Despite its challenges, DE has shown promise in obtaining sustained intestinal lengthening with concomitant functionality. Previous studies have characterized this preserved functionality by the presence of mesenteric neovascularization, muscular hypertrophy, increased epithelial cell proliferation, and increased villus height and crypt depth [19, 20]. Early studies testing DE in pigs required creation of blind-ending segments of intestine [8, 18] or the use of vessels loops or full thickness sutures to facilitate mechanical force transmission to the bowel wall [19]. These methods required multiple separate open operations to both place and remove the devices or restore intestinal continuity, which adds substantial surgical complexity and potentially results in the loss of gained intestinal length after anastomosis creation [21]. Further advancements led to the creation of devices which could provide longitudinal force via reversible endoluminal attachments. This improved delivery system obviated the need for additional procedures to remove the device. Challenges with this new approach included an efficient delivery system and atraumatic distraction attachments [10].

Mechanical data (Table 1) show that average failure load for native rabbit intestine is 2.48 ± 0.19. Failure load with four fixation sutures was similar and 2/3 of failures occurred in bowel and not the connection of device to intestine (n = 9). Increasing the number of sutures to the IES device did not significantly affect the failure load. These data support four fixation sutures for the IES device.

Table 1 Bowel/device connection

Our strain data on prototypes of varying lengths show that the sleeves exceed the failure load of rabbit intestine when compressed more than 30% (Table 2). This will require some widening of helical trusses and dampening of the load values of IES prior to placing in vivo in New Zealand white rabbits.

Table 2 Mechanical characterization of the created prototypes

Our data demonstrate a significant immediate expansion of the intestine (small bowel or colon) and the resilience of the suture fixation of the IES. Mechanical testing also demonstrated the load properties of the intestine before elongation by the IES. This information is vital to the design of IES devices. Optimally, the force (N) of expansion of the IES should be less than the failure load of the intestine. Histology shows the stretching of the intestinal wall and flattening of villi. Designing IES devices with sub intestine failure load force dynamics will decrease the potential for intestinal perforation.

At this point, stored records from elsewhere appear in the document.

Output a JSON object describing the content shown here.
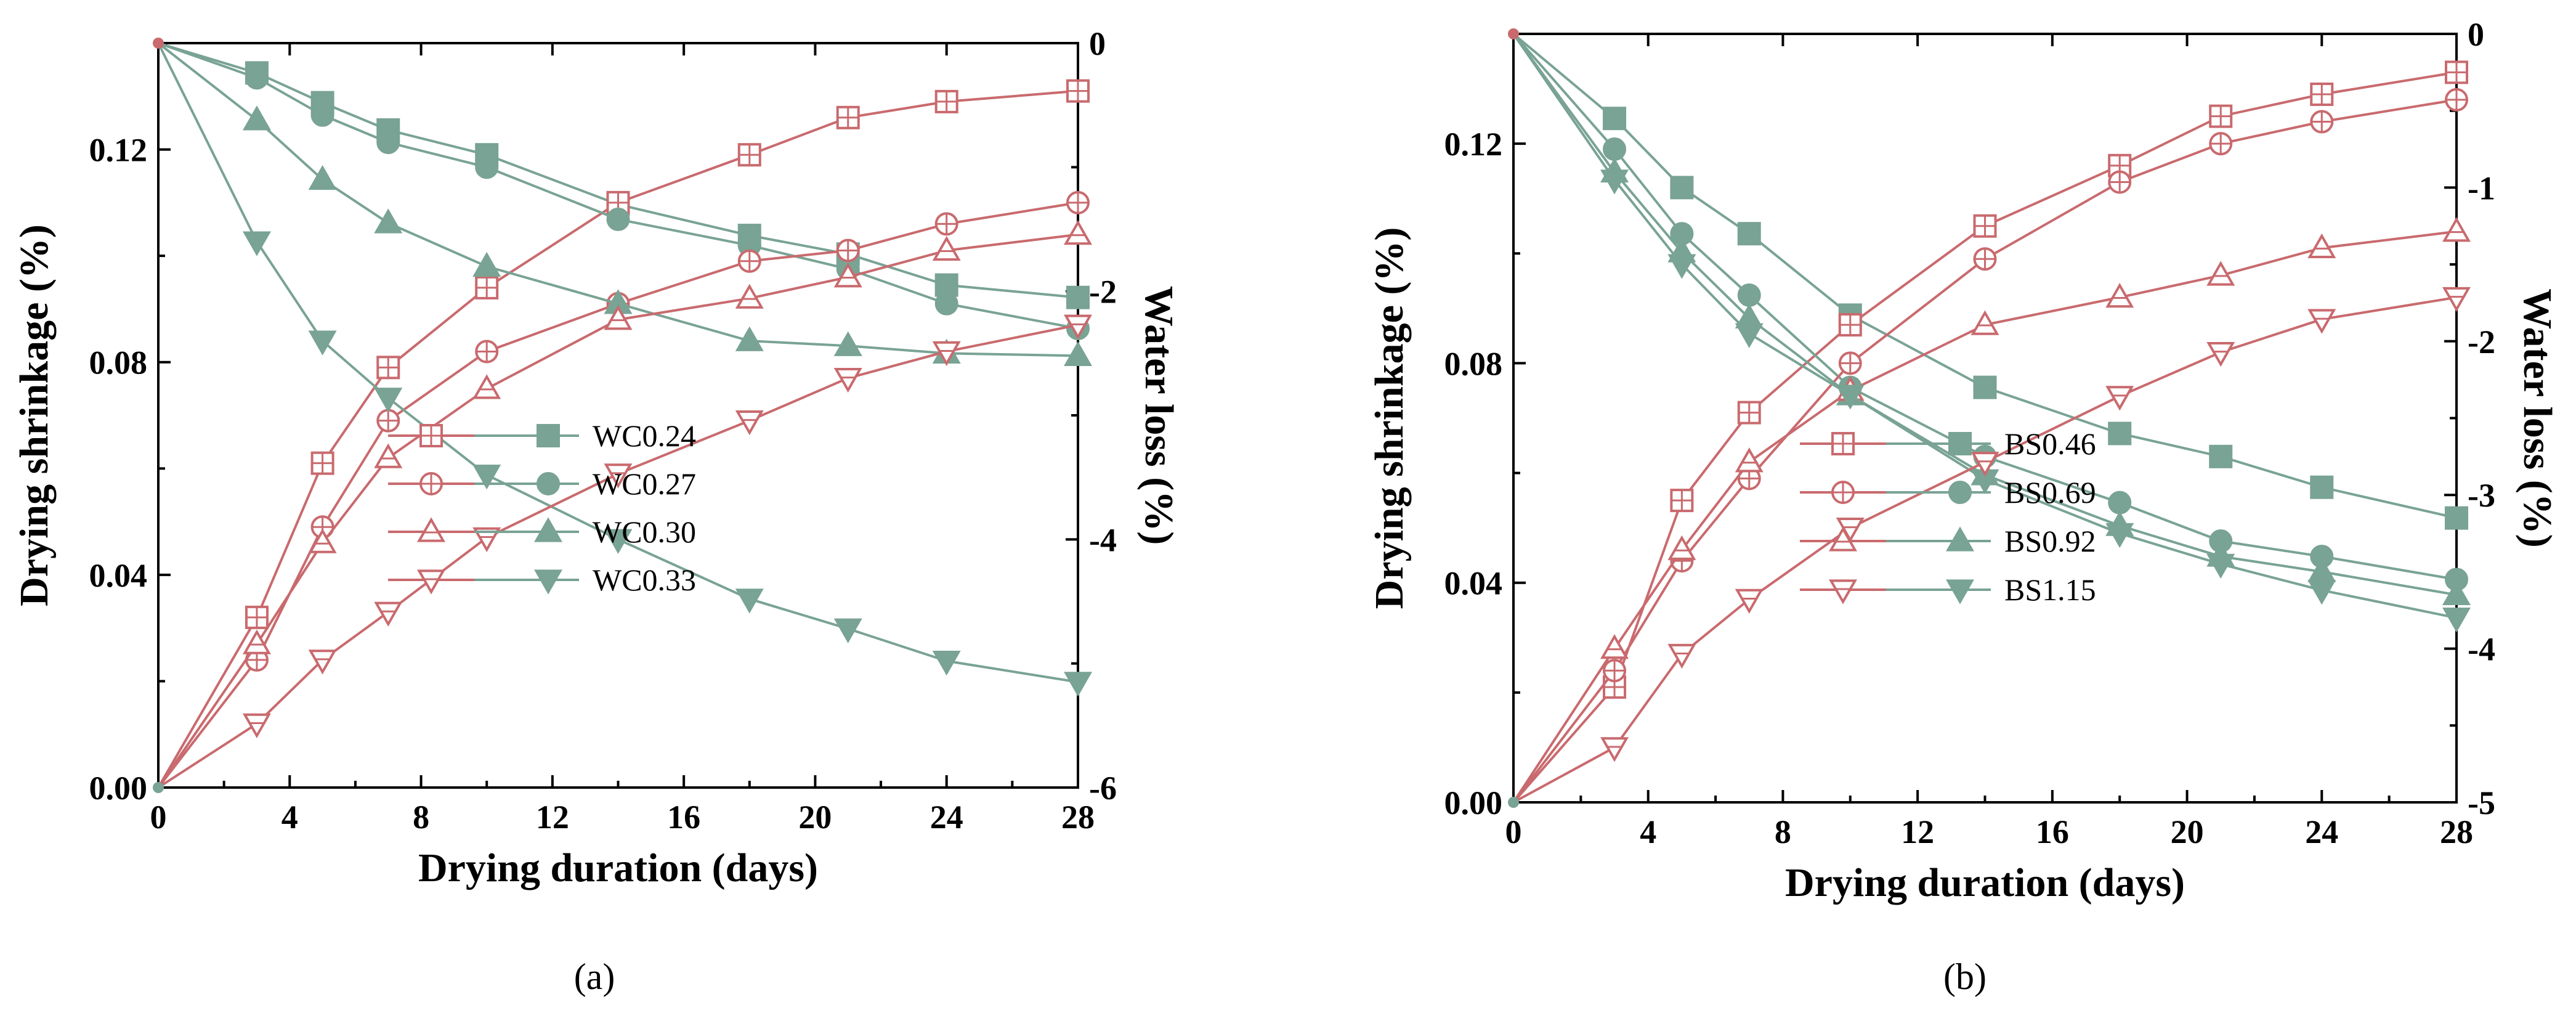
{
  "colors": {
    "shrinkage": "#c96a6e",
    "water_loss": "#79a394",
    "axis": "#000000",
    "background": "#ffffff"
  },
  "chart_data": [
    {
      "type": "line",
      "panel_label": "(a)",
      "xlabel": "Drying duration (days)",
      "ylabel_left": "Drying shrinkage (%)",
      "ylabel_right": "Water loss (%)",
      "xlim": [
        0,
        28
      ],
      "xticks": [
        0,
        4,
        8,
        12,
        16,
        20,
        24,
        28
      ],
      "ylim_left": [
        0,
        0.14
      ],
      "yticks_left": [
        0.0,
        0.04,
        0.08,
        0.12
      ],
      "ytick_labels_left": [
        "0.00",
        "0.04",
        "0.08",
        "0.12"
      ],
      "ylim_right": [
        -6,
        0
      ],
      "yticks_right": [
        -6,
        -4,
        -2,
        0
      ],
      "ytick_labels_right": [
        "-6",
        "-4",
        "-2",
        "0"
      ],
      "legend_position": "lower-center",
      "grid": false,
      "x": [
        0,
        3,
        5,
        7,
        10,
        14,
        18,
        21,
        24,
        28
      ],
      "series": [
        {
          "name": "WC0.24",
          "marker": "square",
          "shrinkage": [
            0.0,
            0.032,
            0.061,
            0.079,
            0.094,
            0.11,
            0.119,
            0.126,
            0.129,
            0.131
          ],
          "water_loss": [
            0.0,
            -0.24,
            -0.48,
            -0.7,
            -0.9,
            -1.3,
            -1.55,
            -1.7,
            -1.95,
            -2.05
          ]
        },
        {
          "name": "WC0.27",
          "marker": "circle",
          "shrinkage": [
            0.0,
            0.024,
            0.049,
            0.069,
            0.082,
            0.091,
            0.099,
            0.101,
            0.106,
            0.11
          ],
          "water_loss": [
            0.0,
            -0.28,
            -0.58,
            -0.8,
            -1.0,
            -1.42,
            -1.63,
            -1.82,
            -2.1,
            -2.3
          ]
        },
        {
          "name": "WC0.30",
          "marker": "triangle-up",
          "shrinkage": [
            0.0,
            0.027,
            0.046,
            0.062,
            0.075,
            0.088,
            0.092,
            0.096,
            0.101,
            0.104
          ],
          "water_loss": [
            0.0,
            -0.62,
            -1.1,
            -1.45,
            -1.8,
            -2.1,
            -2.4,
            -2.44,
            -2.5,
            -2.52
          ]
        },
        {
          "name": "WC0.33",
          "marker": "triangle-down",
          "shrinkage": [
            0.0,
            0.012,
            0.024,
            0.033,
            0.047,
            0.059,
            0.069,
            0.077,
            0.082,
            0.087
          ],
          "water_loss": [
            0.0,
            -1.6,
            -2.4,
            -2.86,
            -3.48,
            -4.0,
            -4.48,
            -4.72,
            -4.98,
            -5.15
          ]
        }
      ]
    },
    {
      "type": "line",
      "panel_label": "(b)",
      "xlabel": "Drying duration (days)",
      "ylabel_left": "Drying shrinkage (%)",
      "ylabel_right": "Water loss (%)",
      "xlim": [
        0,
        28
      ],
      "xticks": [
        0,
        4,
        8,
        12,
        16,
        20,
        24,
        28
      ],
      "ylim_left": [
        0,
        0.14
      ],
      "yticks_left": [
        0.0,
        0.04,
        0.08,
        0.12
      ],
      "ytick_labels_left": [
        "0.00",
        "0.04",
        "0.08",
        "0.12"
      ],
      "ylim_right": [
        -5,
        0
      ],
      "yticks_right": [
        -5,
        -4,
        -3,
        -2,
        -1,
        0
      ],
      "ytick_labels_right": [
        "-5",
        "-4",
        "-3",
        "-2",
        "-1",
        "0"
      ],
      "legend_position": "lower-center",
      "grid": false,
      "x": [
        0,
        3,
        5,
        7,
        10,
        14,
        18,
        21,
        24,
        28
      ],
      "series": [
        {
          "name": "BS0.46",
          "marker": "square",
          "shrinkage": [
            0.0,
            0.021,
            0.055,
            0.071,
            0.087,
            0.105,
            0.116,
            0.125,
            0.129,
            0.133
          ],
          "water_loss": [
            0.0,
            -0.55,
            -1.0,
            -1.3,
            -1.83,
            -2.3,
            -2.6,
            -2.75,
            -2.95,
            -3.15
          ]
        },
        {
          "name": "BS0.69",
          "marker": "circle",
          "shrinkage": [
            0.0,
            0.024,
            0.044,
            0.059,
            0.08,
            0.099,
            0.113,
            0.12,
            0.124,
            0.128
          ],
          "water_loss": [
            0.0,
            -0.75,
            -1.3,
            -1.7,
            -2.3,
            -2.75,
            -3.05,
            -3.3,
            -3.4,
            -3.55
          ]
        },
        {
          "name": "BS0.92",
          "marker": "triangle-up",
          "shrinkage": [
            0.0,
            0.028,
            0.046,
            0.062,
            0.075,
            0.087,
            0.092,
            0.096,
            0.101,
            0.104
          ],
          "water_loss": [
            0.0,
            -0.9,
            -1.42,
            -1.85,
            -2.35,
            -2.87,
            -3.2,
            -3.4,
            -3.5,
            -3.65
          ]
        },
        {
          "name": "BS1.15",
          "marker": "triangle-down",
          "shrinkage": [
            0.0,
            0.01,
            0.027,
            0.037,
            0.05,
            0.062,
            0.074,
            0.082,
            0.088,
            0.092
          ],
          "water_loss": [
            0.0,
            -0.95,
            -1.5,
            -1.95,
            -2.35,
            -2.9,
            -3.25,
            -3.45,
            -3.62,
            -3.8
          ]
        }
      ]
    }
  ]
}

When we compare different lengths of IES, the initial expansion benefit appears to dimmish at the 7 cm (16 ± 8%) vs 5 cm (44 ± 13%) length. This seems to indicate an optimal length for the IES and longer lengths are not always better. Key to gaining maximum length may be deployment of multiple IES devices or serial deployments over time. Future studies will focus on optimal length of IES and potential for multiple deployments.

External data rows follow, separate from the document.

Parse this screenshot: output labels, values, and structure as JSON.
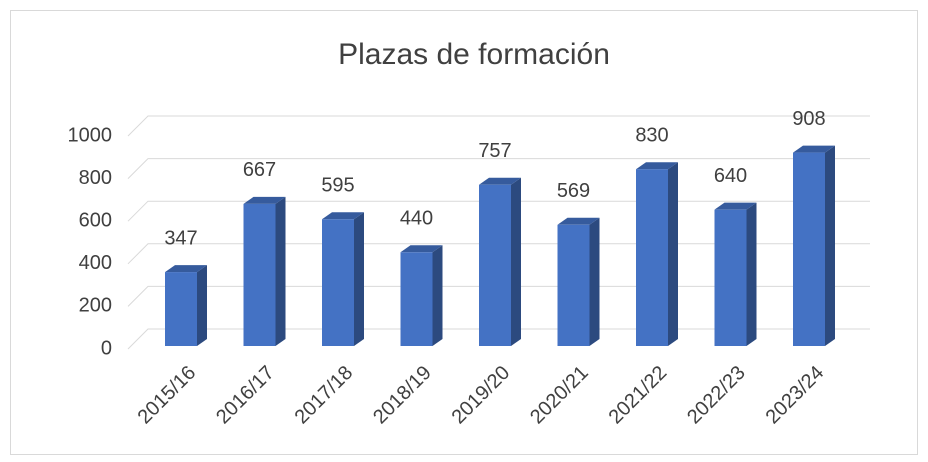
{
  "chart_data": {
    "type": "bar",
    "title": "Plazas de formación",
    "categories": [
      "2015/16",
      "2016/17",
      "2017/18",
      "2018/19",
      "2019/20",
      "2020/21",
      "2021/22",
      "2022/23",
      "2023/24"
    ],
    "values": [
      347,
      667,
      595,
      440,
      757,
      569,
      830,
      640,
      908
    ],
    "color": "#4472c4",
    "ylim": [
      0,
      1000
    ],
    "yticks": [
      0,
      200,
      400,
      600,
      800,
      1000
    ],
    "grid": true
  }
}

Distraction enterogenesis has the potential to treat short bowel syndrome. Our IES offers multiple improvements compared to prior devices. The sleeve is porous and should be deployable in continuity with GI tract. In addition, the IES will not require removal as it will be held in place with absorbable sutures. The device has limited axial expansion and excellent linear expansion as shown by this study. Finally, the future use of IES may enable device to be deployed over a feeding catheter as well as coated with drugs to promote healing or decrease inflammation.